Every year on the fourth Thursday in April, ITU and the global technology community celebrate ‘Girls in ICT Day’, an awareness-raising initiative designed to promote tech careers and studies to a new generation of girls and young women.
Launched by ITU in 2010, the day is part of an international drive to encourage more female students to study STEM subjects – science, technology, engineering and mathematics – and consider a career in information and communication technology (ICT).
It aims to counter the chronic global decline in the number of female ICT students, which is in turn contributing to a predicted global shortfall of at least two million ICT jobs which will not be able to be filled through lack of qualified staff.
In OECD countries, female students now account for fewer than 20% of tertiary ICT enrolments, down from nearly 40% back in the 1980s, when computer science courses first appeared on university curricula. Only around 3% of total female graduates study ICT fields, compared with around 10% of male graduates.
This academic gender gap is reflected in the number of female ICT professionals, now estimated at just 20% across the OECD. In Europe, only 9% of app developers are female, only 19% of European ICT managers are women (compared with 45% women managers in other service sectors), and only 19% of ICT entrepreneurs are women (compared with 54% women in other service sectors), according to figures released by the European Commission.
With strong backing from the tech sector and national governments, ‘Girls in ICT Day’ has rapidly grown into a global movement, with an estimated 3,500 events organized in over 140 countries, reaching 111,000 girls, since the event became a fixture on the UN calendar five years ago.
ITU expects events in even more countries, reaching even more girls, this year, and will post information about activities around the world on its Girls in ICT Portal. Organizers are invited to contact email@example.com to share information about Girls in ICT Day celebrations so that event pictures and videos can be included on the portal.
“ICTs are an exciting and rapidly-growing field, offering interesting, important and well-paid job opportunities,” said ITU Secretary-General Houlin Zhao. “A career in ICT allows girls to use their creativity, work in international environments, and participate in shaping our future. With 95% of all jobs now having a digital component, digital skills are no longer just an advantage, they’re essential.”
At ITU headquarters, Girls in ICT Day celebrations are this year focused around an event for around 115 Geneva school girls, along with a High-Level Panel debate featuring guest speakers including Maria Klawe of Harvey Mudd College in the US, which has achieved exceptional results in increasing female enrolment in tech studies (intervention by video), Telle Whitney, President & CEO of the Anita Borg Institute, and Judith Owigar, co-founder & President of AkiraChix in Kenya. The full programme is available here, and those who’d like to follow remotely can join the live webcast here.
In addition, five special guest schoolgirls, sponsored by the US Mission (Geneva) and YWCA, and representing Chile, Myanmar, Nigeria, Papua New Guinea and South Africa, will be joining local schoolgirls for the day’s activities. Key partners this year include the Novartis Foundation (Principal Sponsor), Lego Education (Content Partner), and the governments of Finland, Poland and the United States.

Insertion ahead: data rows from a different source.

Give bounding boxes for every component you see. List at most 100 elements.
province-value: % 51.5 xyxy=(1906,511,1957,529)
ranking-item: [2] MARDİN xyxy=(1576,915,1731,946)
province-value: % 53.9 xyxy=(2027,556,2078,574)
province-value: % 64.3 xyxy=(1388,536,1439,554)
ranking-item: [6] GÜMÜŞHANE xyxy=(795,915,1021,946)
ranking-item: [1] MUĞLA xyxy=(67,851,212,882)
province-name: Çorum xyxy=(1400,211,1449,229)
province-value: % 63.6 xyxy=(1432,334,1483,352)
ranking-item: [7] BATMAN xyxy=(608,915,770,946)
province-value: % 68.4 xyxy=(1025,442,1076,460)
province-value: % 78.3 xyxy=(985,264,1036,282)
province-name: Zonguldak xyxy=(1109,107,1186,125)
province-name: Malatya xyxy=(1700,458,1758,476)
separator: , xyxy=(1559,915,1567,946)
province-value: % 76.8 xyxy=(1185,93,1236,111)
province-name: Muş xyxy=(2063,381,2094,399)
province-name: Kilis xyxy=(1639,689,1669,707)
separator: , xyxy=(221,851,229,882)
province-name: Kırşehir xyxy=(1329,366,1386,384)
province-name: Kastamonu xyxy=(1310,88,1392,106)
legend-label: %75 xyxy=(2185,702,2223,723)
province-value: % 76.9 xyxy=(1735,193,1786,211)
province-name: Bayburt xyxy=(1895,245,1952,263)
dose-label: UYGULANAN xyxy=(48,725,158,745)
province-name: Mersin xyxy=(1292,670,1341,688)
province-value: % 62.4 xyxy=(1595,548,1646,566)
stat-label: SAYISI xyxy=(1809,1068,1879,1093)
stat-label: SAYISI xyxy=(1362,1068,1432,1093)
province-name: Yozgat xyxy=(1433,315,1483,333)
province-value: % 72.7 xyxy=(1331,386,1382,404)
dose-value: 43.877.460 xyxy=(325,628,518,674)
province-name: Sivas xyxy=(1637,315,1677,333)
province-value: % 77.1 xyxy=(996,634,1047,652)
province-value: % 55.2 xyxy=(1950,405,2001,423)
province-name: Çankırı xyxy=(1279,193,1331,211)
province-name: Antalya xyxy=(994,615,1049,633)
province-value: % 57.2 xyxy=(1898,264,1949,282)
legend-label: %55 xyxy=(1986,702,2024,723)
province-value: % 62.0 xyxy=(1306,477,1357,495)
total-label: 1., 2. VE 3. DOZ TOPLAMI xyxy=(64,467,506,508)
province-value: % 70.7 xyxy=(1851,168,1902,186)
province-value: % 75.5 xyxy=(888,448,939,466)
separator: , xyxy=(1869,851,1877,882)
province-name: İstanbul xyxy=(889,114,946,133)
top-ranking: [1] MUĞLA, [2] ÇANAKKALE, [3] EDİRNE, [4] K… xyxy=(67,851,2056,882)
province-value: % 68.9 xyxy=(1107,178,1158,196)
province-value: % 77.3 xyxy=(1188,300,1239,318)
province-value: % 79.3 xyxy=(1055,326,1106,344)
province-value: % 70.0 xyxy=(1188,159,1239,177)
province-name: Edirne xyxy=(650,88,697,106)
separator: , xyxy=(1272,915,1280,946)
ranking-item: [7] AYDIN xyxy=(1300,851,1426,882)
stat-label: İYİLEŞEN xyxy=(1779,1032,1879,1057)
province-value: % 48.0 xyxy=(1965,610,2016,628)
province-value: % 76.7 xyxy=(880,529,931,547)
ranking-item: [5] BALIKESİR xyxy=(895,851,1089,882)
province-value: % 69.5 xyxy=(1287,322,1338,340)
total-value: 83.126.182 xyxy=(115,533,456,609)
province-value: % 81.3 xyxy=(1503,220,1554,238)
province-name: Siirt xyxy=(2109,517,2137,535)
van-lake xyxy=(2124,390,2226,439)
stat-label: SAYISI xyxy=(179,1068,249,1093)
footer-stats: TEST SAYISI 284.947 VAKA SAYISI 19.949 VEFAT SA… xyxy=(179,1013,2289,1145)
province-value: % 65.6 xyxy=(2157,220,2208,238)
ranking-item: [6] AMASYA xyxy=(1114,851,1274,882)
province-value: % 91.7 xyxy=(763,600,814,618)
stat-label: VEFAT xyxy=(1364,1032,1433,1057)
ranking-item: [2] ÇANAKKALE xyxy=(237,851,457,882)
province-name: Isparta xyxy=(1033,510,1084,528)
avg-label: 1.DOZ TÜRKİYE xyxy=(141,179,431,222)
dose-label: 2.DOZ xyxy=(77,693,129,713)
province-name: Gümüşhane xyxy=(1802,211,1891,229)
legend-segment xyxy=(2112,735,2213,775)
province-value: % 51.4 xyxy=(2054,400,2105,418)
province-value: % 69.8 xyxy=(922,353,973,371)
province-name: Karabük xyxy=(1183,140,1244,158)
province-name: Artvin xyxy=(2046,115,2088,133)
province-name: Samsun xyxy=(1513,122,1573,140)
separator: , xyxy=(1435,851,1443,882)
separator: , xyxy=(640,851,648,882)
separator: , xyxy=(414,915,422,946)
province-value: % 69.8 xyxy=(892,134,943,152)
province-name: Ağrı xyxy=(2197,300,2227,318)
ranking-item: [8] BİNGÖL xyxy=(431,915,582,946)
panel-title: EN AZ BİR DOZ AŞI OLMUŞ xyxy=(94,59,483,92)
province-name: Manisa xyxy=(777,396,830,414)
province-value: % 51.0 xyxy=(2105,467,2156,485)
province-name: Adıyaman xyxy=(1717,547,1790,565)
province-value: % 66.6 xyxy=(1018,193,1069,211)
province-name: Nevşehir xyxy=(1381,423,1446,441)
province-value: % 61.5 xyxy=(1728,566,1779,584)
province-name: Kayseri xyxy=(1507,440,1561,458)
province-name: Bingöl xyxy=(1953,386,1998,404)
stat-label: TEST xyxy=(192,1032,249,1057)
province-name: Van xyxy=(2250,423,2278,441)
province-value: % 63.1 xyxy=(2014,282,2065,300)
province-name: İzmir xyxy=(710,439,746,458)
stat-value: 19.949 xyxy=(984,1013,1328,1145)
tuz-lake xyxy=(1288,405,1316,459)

ITU Regional Offices around the world are also actively promoting Girls in ICT Day 2015, organizing events, partnering with other UN agencies, supporting organizers in their respective regions and hosting competitions. Cisco, a major backer of Girls in ICT Day, is organizing events in more than 50 countries, aiming to reach over 3,000 girls, while Microsoft, a long-time advocate of ICT training through its DigiGirlz programme, is launching its annual Pink Cloud girls in ICT event on April 23rd as part of Milan’s World Expo. In ITU’s home country of Switzerland, ICT regulator OFCOM is organizing its first event at its headquarters in Biel-Bienne, also on April 23rd.
“I invite national governments to consider integrating basic coding skills into their national education curricula, alongside basics like reading, writing and arithmetic,” said Brahima Sanou, Director of the ITU Telecommunication Development Bureau, which organizes the annual event. “Girls and young women who learn coding, apps development and computer science will have powerful tools at their disposal to drive economic prosperity for themselves, and overall socio-economic development for their communities.”